W. Lynn Creamery v. Healy

512 U.S. 186, 114 S. Ct. 2205 (1994)



The "negative" aspect of the Commerce Clause prohibits economic protectionism, that is, regulatory measures designed to benefit in-state economic interests by burdening out-of-state competitors. Thus, state statutes that clearly discriminate against interstate commerce are routinely struck down unless the discrimination is demonstrably justified by a valid factor unrelated to economic protectionism.


Petitioner milk buyers, a creamery and a dairy, purchased raw milk outside of Massachusetts, but did business in Massachusetts. After milk prices plummeted, respondent Massachusetts Department of Food and Agriculture issued a pricing order that taxed all the raw milk sold by out of state dealers to Massachusetts retailers.
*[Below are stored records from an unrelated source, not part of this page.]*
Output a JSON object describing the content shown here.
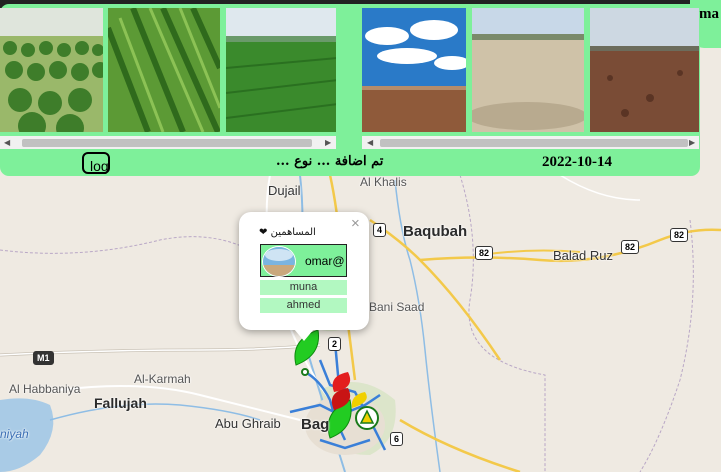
{
  "header": {
    "log_button": "log",
    "added_text": "تم اضافة ... نوع ...",
    "date": "2022-10-14",
    "corner_text": "ma"
  },
  "map": {
    "places": {
      "dujail": "Dujail",
      "al_khalis": "Al Khalis",
      "baqubah": "Baqubah",
      "balad_ruz": "Balad Ruz",
      "bani_saad": "Bani Saad",
      "al_habbaniya": "Al Habbaniya",
      "fallujah": "Fallujah",
      "al_karmah": "Al-Karmah",
      "abu_ghraib": "Abu Ghraib",
      "baghdad": "Bag",
      "lake": "niyah"
    },
    "routes": {
      "r4": "4",
      "r82a": "82",
      "r82b": "82",
      "r82c": "82",
      "r2": "2",
      "r6": "6",
      "m1": "M1"
    }
  },
  "popup": {
    "close": "×",
    "contributors_label": "المساهمين",
    "main_user": "omar@",
    "others": [
      "muna",
      "ahmed"
    ]
  },
  "colors": {
    "accent": "#7ef09a",
    "accent_light": "#b2f8c1",
    "road": "#f3c94a",
    "route_blue": "#3a7fd8"
  }
}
This amounted to about 97 percent of the state's supply. The resulting revenue was then disbursed as a subsidy to Massachusetts dairy farmers. Petitioners filed an action to challenge the pricing order as a violation of the Commerce Clause. The state's supreme court upheld the pricing order. On appeal, the Court reversed.
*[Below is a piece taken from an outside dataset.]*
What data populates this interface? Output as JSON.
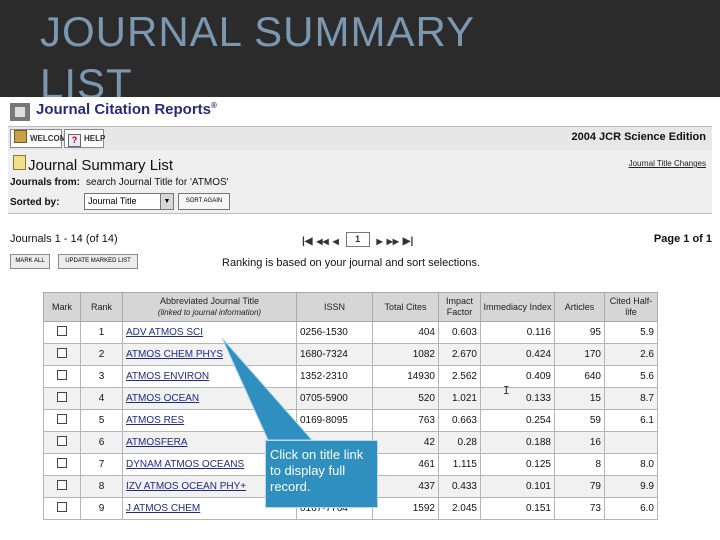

Is the challenged state department order violative of the Commerce Clause?




Negative Commerce Clause jurisprudence had long forbidden state tariffs because they discriminated against interstate commerce by burdening out-of-state competitors to the benefit of in-state businesses. The Court explained that a state could not use its legitimate powers to tax and to subsidize state businesses to effect the illegitimate aim of imposing what was in effect a tariff. The Court held that the order violated the Commerce Clause because, like a tariff, it benefited in-state economic interests by burdening out-of-state competitors, such as the milk buyers.